Suatu hari saya berkesempatan ke Jakarta karenahadiah darikampus. Saya sempatkan SMS salah satu dari relawan itu. Saat saya telah berada di salah satu rumah beliau, ada perasaan yang sulit dideskrispsikan. Beberapa waktu lalu kami tak saling kenal. Namun rasanya saat itu saya seperti sedang berada di rumah saudara dekat yang lama tak saya kunjungi. Saya pulang kembali ke hotel sambil menenteng olah-oleh dari mereka, untuk saya dan teman-teman kami di rumah.
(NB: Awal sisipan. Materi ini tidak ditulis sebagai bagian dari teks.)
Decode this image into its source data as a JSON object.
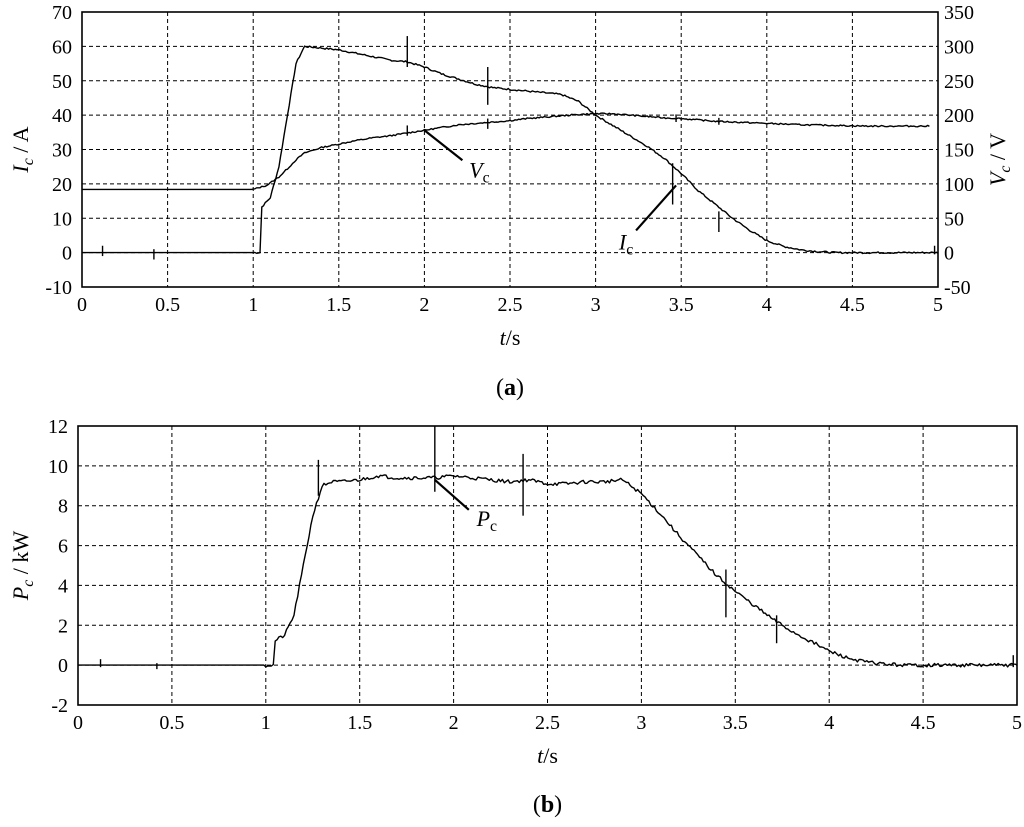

Sulit menjelaskan kepada teman-teman kampus saya tentang oleh-oleh ini.
“Pasti bukan teman biasa, ” kata mereka.
Mungkin kami telah kehilangan banyak hal karena gempa waktu itu, termasuk saudara dan sahabat-sahabat kami. Memang tidak selamanya kita akan bersama orang-orang yang kita cintai, melainkan Allah menambahkan cinta dan sahabat lebih banyak dari yang kita miliki saat itu. Saya beruntung mengalami semua ini. Saya belajar untuk mencintai, bukan memiliki. Karena cinta tak pernah memisahkan. Semoga cinta pula yang menyebabkan semua orang mengokohkan semangat kami. Hingga menjadi amal yang tak memisahkan beliau-beliau dari Syurga Allah, tempat kita reriungan kelak.
Yogya, Januari 2007.
Sahabat, iya, ini Ika. Anggaplah ini sebagai ucapan terima kasihku yang terlambat atau SMS/surat yang tak terbalas. Karena sebenarnya telah kukirim dalamdoa-doa. Semoga kalian berkenan.